Las manos de Rodin fueron sus principales herramientas; 
con ellas palmeaba, golpeaba, agujereaba y alisaba, 
haciendo que se ondularan tanto las curvas como las lineas retas,
(...) dando fuerza y voluntad a la escayola y haciendo que la piedra 
fuera etérea y cobrara espíritu
William H. Gass 
(Pallasma, 2012, p. 119)  

  Esse movimento perante a câmara, onde esta ao aperceber-se de um agente e tenta "dividir" a sua atenção entre ele e o espaço. bem como o resultado do escavar no gesso, leva-me a deixar aqui presente, para não me prolongar mais, a seguinte pergunta: Será que no final não se produziu um desenho? 







Frame do video disponível em https://www.youtube.com/watch?v=EKXmrOeQb5U





  Arte é um furto - Pablo Picasso 


   Perante o que foi anteriormente dito e feito, o resultado desta acção de produção do desenho foi uma fuga para a tal zona de conforto, estando este trabalho mais relacionado com os interesses da Caroline, por isso para mim o resultado foi inesperado e satisfatório, na aplicação estrategias de sobreposições, de desconstruções, havendo um pequeno "furto" das minhas instruções para a criação de uma nova instrução. Ela aplicou no trabalho, a ideia de sequência, e toda a lista de palavras que eu sugeri: enche, clarifica, persegue, desfoca, risca, cima, ouve, baixo e recolhe. 
   Ela recolheu tudo num livro, onde o quadrado é a estrutura, o formato do desenho, o que desenha, aqui o quadrado é idealizado, " Nesse trabalho a grelha ou o quadrado não serve só como estrutura que sustenta um desenho, ela é o desenho... a obra em si". 
Numa tentativa de perceber o seu pensamento, e para confirmar as minhas "suspeitas", ela revelou me que: o seu "trabalho de atelier é sobre sistemas, a redução das coisas a uma unidade de medida, conceito de dentro/fora pontos de vistas", " a ideia de como transferimos um espaço real para um espaço abstracto, por exemplo o desenho.

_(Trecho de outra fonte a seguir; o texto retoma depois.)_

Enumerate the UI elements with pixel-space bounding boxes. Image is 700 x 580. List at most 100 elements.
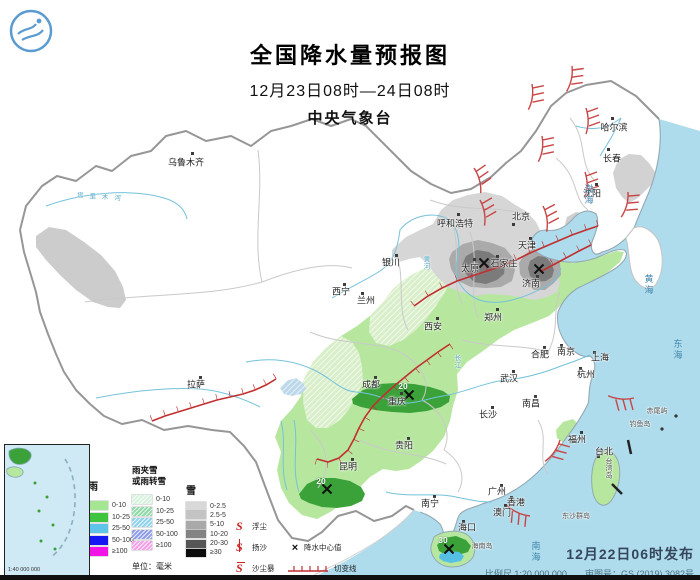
- issue-time: 12月22日06时发布: [566, 546, 694, 562]
- bottom-border-bar: [0, 575, 700, 580]
- legend-marks: × 降水中心值 切变线: [286, 541, 357, 580]
- dust-shachenbao-icon: S: [236, 561, 252, 576]
- precip-center-value: 30: [438, 535, 448, 545]
- inset-map: [5, 445, 86, 572]
- legend-dust-symbols: S 浮尘 S 扬沙 S 沙尘暴: [236, 519, 275, 580]
- snow-swatch: [186, 530, 206, 539]
- snow-range-label: 10-20: [210, 530, 228, 538]
- rain-swatch: [88, 512, 108, 522]
- city-label-shenyang: 沈阳: [582, 188, 602, 199]
- legend-rain-column: 雨 0-10 10-25 25-50 50-100 ≥100: [88, 478, 134, 559]
- snow-range-label: 5-10: [210, 521, 225, 529]
- agency-name: 中央气象台: [307, 110, 393, 127]
- legend-snow-column: 雪 0-2.5 2.5-5 5-10 10-20 20-30 ≥30: [186, 482, 228, 558]
- forecast-period: 12月23日08时—24日08时: [249, 83, 451, 100]
- snow-range-label: 20-30: [210, 540, 228, 548]
- city-label-haikou: 海口: [457, 522, 477, 533]
- city-label-xining: 西宁: [331, 286, 351, 297]
- island-label-dongshaqundao: 东沙群岛: [562, 513, 590, 520]
- mark-label: 降水中心值: [304, 543, 342, 552]
- rain-range-label: ≥100: [112, 548, 128, 556]
- city-label-zhengzhou: 郑州: [483, 312, 503, 323]
- city-label-lasa: 拉萨: [186, 379, 206, 390]
- city-label-haerbin: 哈尔滨: [600, 122, 628, 133]
- snow-swatch: [186, 502, 206, 510]
- snow-swatch: [186, 511, 206, 520]
- city-label-wulumuqi: 乌鲁木齐: [167, 157, 205, 168]
- page-title: 全国降水量预报图: [249, 43, 450, 68]
- island-label-diaoyudao: 钓鱼岛: [629, 421, 651, 428]
- island-label-chiweiyu: 赤尾屿: [646, 408, 668, 415]
- snow-range-label: ≥30: [210, 549, 222, 557]
- city-label-changsha: 长沙: [478, 409, 498, 420]
- sleet-swatch: [132, 495, 152, 504]
- sea-label-huanghai: 黄海: [643, 274, 654, 296]
- city-label-xian: 西安: [423, 321, 443, 332]
- cma-logo-icon: [9, 9, 53, 53]
- city-label-guangzhou: 广州: [487, 486, 507, 497]
- precip-center-value: 20: [398, 381, 408, 391]
- rain-swatch: [88, 535, 108, 545]
- south-china-sea-inset: 1:40 000 000: [4, 444, 90, 576]
- sea-label-bohai: 渤海: [583, 184, 594, 206]
- shear-line-icon: [288, 565, 328, 572]
- city-label-wuhan: 武汉: [499, 373, 519, 384]
- legend-sleet-title-line2: 或雨转雪: [132, 476, 167, 486]
- city-label-shanghai: 上海: [590, 352, 610, 363]
- legend-rain-title: 雨: [88, 482, 98, 493]
- city-label-nanning: 南宁: [420, 498, 440, 509]
- rain-range-label: 0-10: [112, 502, 127, 509]
- shear-lines: [152, 226, 598, 462]
- city-label-lanzhou: 兰州: [356, 295, 376, 306]
- sleet-range-label: 25-50: [156, 519, 174, 527]
- island-label-taiwandao: 台湾岛: [605, 457, 612, 479]
- dust-label: 沙尘暴: [252, 564, 275, 573]
- city-label-chengdu: 成都: [361, 379, 381, 390]
- snow-range-label: 2.5-5: [210, 511, 226, 519]
- city-label-taibei: 台北: [594, 446, 614, 457]
- national-border: [19, 80, 660, 542]
- inset-scale: 1:40 000 000: [8, 567, 41, 573]
- rain-swatch: [88, 501, 108, 510]
- city-label-yinchuan: 银川: [381, 257, 401, 268]
- sea-label-nanhai: 南海: [530, 541, 541, 563]
- snow-range-label: 0-2.5: [210, 502, 226, 510]
- map-scale: 比例尺 1:20 000 000: [484, 569, 567, 579]
- map-header: 全国降水量预报图 12月23日08时—24日08时 中央气象台: [180, 38, 520, 128]
- river-label-huanghe: 黄河: [422, 255, 429, 271]
- river-label-changjiang: 长江: [453, 354, 460, 370]
- city-label-aomen: 澳门: [492, 507, 512, 518]
- legend-unit: 单位：毫米: [132, 562, 172, 571]
- city-label-tianjin: 天津: [517, 240, 537, 251]
- sleet-swatch: [132, 529, 152, 539]
- city-dots: [191, 117, 614, 523]
- city-label-jinan: 济南: [521, 278, 541, 289]
- legend-sleet-title-line1: 雨夹雪: [132, 465, 158, 475]
- city-label-huhehaote: 呼和浩特: [436, 218, 474, 229]
- sleet-range-label: 0-10: [156, 496, 171, 503]
- city-label-changchun: 长春: [602, 153, 622, 164]
- city-label-chongqing: 重庆: [387, 396, 407, 407]
- rain-range-label: 25-50: [112, 525, 130, 533]
- legend: 雨 0-10 10-25 25-50 50-100 ≥100 雨夹雪 或雨转雪 …: [86, 462, 386, 576]
- precip-center-marks: [321, 257, 545, 555]
- dust-label: 扬沙: [252, 543, 267, 552]
- footer: 12月22日06时发布 比例尺 1:20 000 000 审图号：GS (2019…: [485, 544, 694, 580]
- snow-swatch: [186, 520, 206, 529]
- city-label-beijing: 北京: [511, 211, 531, 222]
- sleet-range-label: 10-25: [156, 507, 174, 515]
- precip-center-value: 20: [316, 476, 326, 486]
- rain-swatch: [88, 547, 108, 557]
- rain-range-label: 10-25: [112, 513, 130, 521]
- sleet-range-label: 50-100: [156, 530, 178, 538]
- sleet-swatch: [132, 506, 152, 516]
- boundary-dashes: [611, 439, 633, 495]
- sleet-range-label: ≥100: [156, 542, 172, 550]
- legend-snow-title: 雪: [186, 486, 196, 497]
- city-label-xianggang: 香港: [506, 497, 526, 508]
- legend-sleet-column: 雨夹雪 或雨转雪 0-10 10-25 25-50 50-100 ≥100: [132, 465, 178, 553]
- city-label-guiyang: 贵阳: [394, 440, 414, 451]
- rain-swatch: [88, 524, 108, 534]
- sea-label-donghai: 东海: [672, 339, 683, 361]
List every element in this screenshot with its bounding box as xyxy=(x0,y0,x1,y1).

Seja mapas ou plantas arquitectónicas o quadrado, ou a grelha surge como um elemento importante ... por isso usei muito o quadrado como forma nos meus trabalhos..."  

Criação de uma instrução para a instrução 

 
 Dialogo com a anterioridade 


Clarificar

Persegue

Desfoca

Cima - Risca

Ouve - Baixo
Ouve - Baixo (contra-luz) 


Recolhe

Enche




  Assim, não será errado indicar, que nós fazemos as coisas de forma automática, devido a esse conhecimento prévio, o qual nos deixa à vontade, e onde a existência de momentos de reflexão, desconstrução, fuga ao comodismo, ao que é cíclico, ao tentar relembrar, permite chegar a momentos  de descoberta e (re) inovação. 


1 CORREIA, Vitor. Corpologias Volume I: o corpo huamno e a arte, (Lisboa, Sinapis,2014) 
2 PALLASMA, Juhani. La mano que piensa. Sabiduría existencial y corporal en la arquitectura. traducción de Moisés Puente.- Editorial Gustavo Gili, 2012 

3 Como refere E. H Gombrich em Los usos de las imagenes, "No tengo intención alguna de criticar estas diferentes instrucciones, sino sólo de señalar que el tipo de enseñanza que pretenden impartir no es tan fácil de conseguir si uno no lo ha hecho nunca.", ver fazer ou ter acesso a uma aprendizagem não é a mesma coisa que saber fazer. O corpo tem que interiorizar acção pelo fazer.